Charles et Prosper il est vrai se tuaient au travail, une longue marche pour se rendre dans les fermes et une journée de travail interminable. Les deux frères étaient différents, l’un rentrait directement et déversait son argent dans le tablier de sa femme et l’autre le donnait à pleine brassée à cette catin de Véronique Profit la femme de l’aubergiste. Cette espèce de maquerelle s’y entendait pour faire boire les hommes, un sourire, deux trois paroles graveleuses et sa poitrine généreuse qu’elle ne cachait guère suffisaient à faire disparaître les gages de ces humbles qui venaient pour oublier leur fatigue et leur misère.

Ernest le typographe me racontait que les ouvriers devraient s’unir avec les paysans pour se révolter et demander plus d’argent et moins de travail. Il lisait un journal qui apparemment pouvait le conduire en prison.

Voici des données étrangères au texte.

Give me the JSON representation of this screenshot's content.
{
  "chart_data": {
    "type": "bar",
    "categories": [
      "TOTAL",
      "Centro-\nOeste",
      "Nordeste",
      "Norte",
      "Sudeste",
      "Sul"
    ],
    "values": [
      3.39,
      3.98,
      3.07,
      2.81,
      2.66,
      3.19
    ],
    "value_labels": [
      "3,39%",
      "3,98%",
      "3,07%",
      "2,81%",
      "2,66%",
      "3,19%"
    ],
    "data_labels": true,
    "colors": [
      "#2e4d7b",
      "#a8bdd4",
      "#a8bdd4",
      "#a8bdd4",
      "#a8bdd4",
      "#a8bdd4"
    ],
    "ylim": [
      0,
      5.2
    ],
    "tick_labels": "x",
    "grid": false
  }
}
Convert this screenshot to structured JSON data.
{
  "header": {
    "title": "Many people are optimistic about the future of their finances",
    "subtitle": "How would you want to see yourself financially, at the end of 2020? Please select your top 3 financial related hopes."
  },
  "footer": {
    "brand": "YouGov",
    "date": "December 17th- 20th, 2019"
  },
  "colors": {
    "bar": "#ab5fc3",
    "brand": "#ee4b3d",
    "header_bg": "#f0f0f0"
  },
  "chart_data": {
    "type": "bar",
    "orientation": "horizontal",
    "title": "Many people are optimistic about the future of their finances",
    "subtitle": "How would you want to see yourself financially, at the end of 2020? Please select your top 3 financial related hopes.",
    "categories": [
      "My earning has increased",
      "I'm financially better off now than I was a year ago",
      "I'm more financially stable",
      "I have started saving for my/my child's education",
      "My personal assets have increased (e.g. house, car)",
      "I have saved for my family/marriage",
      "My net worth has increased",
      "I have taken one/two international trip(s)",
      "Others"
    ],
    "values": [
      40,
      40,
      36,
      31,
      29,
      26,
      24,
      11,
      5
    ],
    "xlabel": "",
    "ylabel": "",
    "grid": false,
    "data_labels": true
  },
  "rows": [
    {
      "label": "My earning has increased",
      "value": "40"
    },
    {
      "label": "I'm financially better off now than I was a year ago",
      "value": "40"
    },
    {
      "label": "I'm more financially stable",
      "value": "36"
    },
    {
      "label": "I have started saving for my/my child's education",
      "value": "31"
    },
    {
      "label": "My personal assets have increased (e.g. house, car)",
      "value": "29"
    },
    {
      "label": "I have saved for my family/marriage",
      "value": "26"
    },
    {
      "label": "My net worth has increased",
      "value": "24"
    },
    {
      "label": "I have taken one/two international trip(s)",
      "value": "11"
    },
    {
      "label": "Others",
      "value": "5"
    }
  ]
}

Notre empereur n’aimait guère l’opposition et le développement de la France ne pouvait être sacrifié à l’autel de revendication de prolétaires.

Donc vous l’aurez compris le Ernest, menteur, hâbleur, beau parleur, bon danseur me fascinait et me permettait de m’envoler vers d’autres infinis.

Puis un jour, le hasard ou pas fit qu’en me rendant à ces fameuses latrines de fond de cours je me trouvais nez à nez avec mon ouvrier, il me demanda si je voulais visiter l’atelier, il était seul , les autres étaient partis. Moi le petit dernier dormait et Charles et Émile jouaient avec une portée de petits chats.

Avais je conscience de franchir un interdit je ne sais, mais la visite prit tout de suite un caractère intime, peu m’intéressait les caractères d’imprimerie, j’étais prise dans ses rets. Il me prit par la taille et m’embrassa, mon dieu quel bonheur, mon corps entier frissonnait et il me sembla qu’une chaude humidité inondait mon intimité. Le long de mon ventre je sentais sa verte puissance. J’aurais pu me laisser prendre là sur la table mais un sursaut de bonne conscience me fit m’échapper et rejoindre mes petits.

Le soir un autre homme me prit, c’était le mien, pendant son étreinte je m’évadais et pensait à Ernest, c’est lui qui me pénétrait, c’est lui qui bougeait en moi et c’est lui qui me fit jouir. Charles fut surpris de tant d’amour et content s’endormit en s’attribuant le mérite de mon bonheur.

Les opportunités de m’isoler avec mon typographe se firent rares et ce dernier dut partir sur Paris quelques temps afin d’y rencontrer des étrangers qui pensaient comme lui.